Commissioners aim scrutiny, support at private company

Safe Haven remains under spotlight

Jan. 31, 2013
By KATHERINE WUTZ
Express Staff Writer

The Blaine County commissioners focused their scrutiny and some support on Safe Haven Health Care during a public hearing on skilled nursing care Tuesday, demanding answers from company CEO Scott Burpee on everything from financing to pet policies.

Burpee was explaining aspects of his proposal for a senior care facility in Bellevue for the second time Tuesday, in response to expressed confusion from commissioners last week on some of the plan’s specifics.

The plan presented by the Pocatello-based firm is for a senior care campus that includes five 16-bed buildings known as “pods” that can be converted between skilled nursing and assisted living beds depending on demand. The pods are built to skilled nursing code standards.

Burpee said he plans to build three pods at first, to open in late spring or early summer of 2014. One would contain 16 assisted living beds and the other two would house skilled nursing patients. Burpee estimated that 25 percent of his patients at the Bell Mountain facility in Bellevue would be private pay rather than Medicare or Medicaid patients.

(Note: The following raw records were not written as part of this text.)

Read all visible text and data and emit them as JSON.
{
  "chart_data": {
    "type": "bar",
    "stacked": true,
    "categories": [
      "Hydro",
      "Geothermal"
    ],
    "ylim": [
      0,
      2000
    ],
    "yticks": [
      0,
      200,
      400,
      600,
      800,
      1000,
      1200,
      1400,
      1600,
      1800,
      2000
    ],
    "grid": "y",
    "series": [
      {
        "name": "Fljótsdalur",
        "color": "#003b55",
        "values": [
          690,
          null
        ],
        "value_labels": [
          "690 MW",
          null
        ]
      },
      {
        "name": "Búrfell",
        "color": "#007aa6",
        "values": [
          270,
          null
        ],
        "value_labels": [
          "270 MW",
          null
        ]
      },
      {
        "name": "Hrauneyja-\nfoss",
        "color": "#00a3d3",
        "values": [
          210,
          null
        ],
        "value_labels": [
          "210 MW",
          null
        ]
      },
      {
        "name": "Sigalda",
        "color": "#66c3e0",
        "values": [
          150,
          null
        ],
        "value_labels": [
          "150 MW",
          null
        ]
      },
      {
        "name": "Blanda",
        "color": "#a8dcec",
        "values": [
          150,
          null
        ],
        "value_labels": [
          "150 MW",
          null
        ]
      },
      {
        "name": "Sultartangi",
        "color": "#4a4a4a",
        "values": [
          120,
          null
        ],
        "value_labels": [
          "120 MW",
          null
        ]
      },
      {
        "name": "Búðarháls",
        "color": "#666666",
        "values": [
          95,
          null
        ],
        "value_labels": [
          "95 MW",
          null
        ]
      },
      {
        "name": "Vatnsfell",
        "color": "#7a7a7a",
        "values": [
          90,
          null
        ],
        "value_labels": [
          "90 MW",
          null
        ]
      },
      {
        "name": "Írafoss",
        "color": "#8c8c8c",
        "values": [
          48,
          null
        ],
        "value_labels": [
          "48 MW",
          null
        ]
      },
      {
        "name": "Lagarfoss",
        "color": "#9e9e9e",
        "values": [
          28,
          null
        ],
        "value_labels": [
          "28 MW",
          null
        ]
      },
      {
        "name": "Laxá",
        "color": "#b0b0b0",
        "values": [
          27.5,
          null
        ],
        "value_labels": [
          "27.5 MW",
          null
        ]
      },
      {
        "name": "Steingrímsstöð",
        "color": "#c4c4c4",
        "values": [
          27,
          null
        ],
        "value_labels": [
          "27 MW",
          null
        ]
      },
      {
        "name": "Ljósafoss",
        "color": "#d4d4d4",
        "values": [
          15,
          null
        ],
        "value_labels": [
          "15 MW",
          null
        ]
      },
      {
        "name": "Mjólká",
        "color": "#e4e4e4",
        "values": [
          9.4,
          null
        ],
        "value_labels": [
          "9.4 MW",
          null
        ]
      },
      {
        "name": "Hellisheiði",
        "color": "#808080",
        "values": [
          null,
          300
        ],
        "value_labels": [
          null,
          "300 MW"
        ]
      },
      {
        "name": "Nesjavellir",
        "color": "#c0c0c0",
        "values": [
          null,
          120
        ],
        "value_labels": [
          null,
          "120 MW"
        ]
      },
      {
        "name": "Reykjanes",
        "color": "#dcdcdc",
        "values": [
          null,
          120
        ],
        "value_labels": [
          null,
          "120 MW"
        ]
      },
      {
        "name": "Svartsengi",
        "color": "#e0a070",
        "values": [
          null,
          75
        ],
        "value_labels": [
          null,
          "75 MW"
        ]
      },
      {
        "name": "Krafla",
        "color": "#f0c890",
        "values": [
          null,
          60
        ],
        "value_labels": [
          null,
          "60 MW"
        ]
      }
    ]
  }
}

Commissioner Jacob Greenberg has expressed concern during recent meetings that the facility’s business model relied too heavily on private pay patients—those paying the entire cost of care themselves rather than relying on Medicare or Medicaid.
However, Burpee said that while the proposed ratio of private-pay patients to Medicare or Medicaid patients is higher than in his other facilities—the one in Pocatello, for example, is only 10 percent private pay—it’s still lower than average.
Blaine Manor has an average of 25 to 35 percent of its patients paying privately.
Safe Haven Health Care already owns and operates an assisted living facility in Bellevue, and Burpee said his facilities in Wendell and Gooding are full to bursting with patients from the Wood River Valley.

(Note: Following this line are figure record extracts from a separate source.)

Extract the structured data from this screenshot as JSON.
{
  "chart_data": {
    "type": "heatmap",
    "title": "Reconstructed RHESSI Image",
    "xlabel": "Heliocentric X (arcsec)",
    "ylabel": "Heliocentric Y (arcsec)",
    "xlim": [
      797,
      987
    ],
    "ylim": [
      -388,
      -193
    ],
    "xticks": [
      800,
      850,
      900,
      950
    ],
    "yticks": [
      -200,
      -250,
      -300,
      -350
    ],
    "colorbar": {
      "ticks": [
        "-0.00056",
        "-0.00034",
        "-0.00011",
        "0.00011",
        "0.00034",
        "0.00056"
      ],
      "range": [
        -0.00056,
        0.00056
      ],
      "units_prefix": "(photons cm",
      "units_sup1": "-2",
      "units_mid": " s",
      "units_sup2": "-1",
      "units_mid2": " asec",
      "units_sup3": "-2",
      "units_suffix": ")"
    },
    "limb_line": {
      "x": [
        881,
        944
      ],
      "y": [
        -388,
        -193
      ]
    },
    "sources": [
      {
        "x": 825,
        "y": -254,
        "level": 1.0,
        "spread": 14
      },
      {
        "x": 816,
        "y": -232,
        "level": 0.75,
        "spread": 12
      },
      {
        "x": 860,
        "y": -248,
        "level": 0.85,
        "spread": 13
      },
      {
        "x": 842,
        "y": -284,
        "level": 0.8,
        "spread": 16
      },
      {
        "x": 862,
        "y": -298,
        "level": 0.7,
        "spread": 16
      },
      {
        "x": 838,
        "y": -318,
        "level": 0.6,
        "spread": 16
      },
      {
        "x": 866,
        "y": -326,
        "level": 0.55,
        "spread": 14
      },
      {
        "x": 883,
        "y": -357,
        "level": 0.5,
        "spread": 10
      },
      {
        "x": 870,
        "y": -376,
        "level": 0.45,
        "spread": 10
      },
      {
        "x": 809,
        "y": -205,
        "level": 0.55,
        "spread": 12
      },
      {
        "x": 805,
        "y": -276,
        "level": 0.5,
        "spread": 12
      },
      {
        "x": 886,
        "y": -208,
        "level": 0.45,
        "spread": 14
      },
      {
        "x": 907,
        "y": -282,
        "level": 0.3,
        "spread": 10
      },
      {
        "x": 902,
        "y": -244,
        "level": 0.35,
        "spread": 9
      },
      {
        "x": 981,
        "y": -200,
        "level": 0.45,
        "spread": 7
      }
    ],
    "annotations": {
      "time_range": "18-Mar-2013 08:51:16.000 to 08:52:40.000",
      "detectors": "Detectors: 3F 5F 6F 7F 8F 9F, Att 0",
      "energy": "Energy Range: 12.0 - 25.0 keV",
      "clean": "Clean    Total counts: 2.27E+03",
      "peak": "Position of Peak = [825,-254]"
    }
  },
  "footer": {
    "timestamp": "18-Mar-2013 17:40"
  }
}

“People are leaking out of the valley because they cannot find services here,” he said. “We know there’s a market here. It’s an underserved community. If nothing else, we’re going to build assisted living anyway.”
Burpee said his company would take over operations of Blaine Manor in October, after the money from the Blaine Manor levy runs out, and subsidize operations there until at least three “pods” are built at the Bell Mountain location.

The company would also take over the Blaine Manor skilled nursing facility license and Medicare/Medicaid certification, transferring both to the new facility. Burpee said the company would also be willing to sign a contract that would require it to have a certain number of skilled nursing beds for at least the next 10 years, as well as prohibiting it from transferring the license out of the county.
The commissioners said they had not made final decisions yet, but both Commissioner Larry Schoen and Commissioner Angenie McCleary spoke candidly about which proposals they prefer.

Schoen said that while he remained open-minded, his level of openness had boundaries.
“At this stage in the process, I am not inclined to want to consider proposals that are wholly or radically new in any way,” he said. “My preference in this matter is with Safe Haven.”
Schoen said he feels that Safe Haven offered essentially the same benefits as TanaBell Health Services, also a Pocatello-based company. However, he left the door open to a “reasonable, rational and cogent” proposal from Croy Canyon Ranch Foundation before a final decision is made on Feb. 12.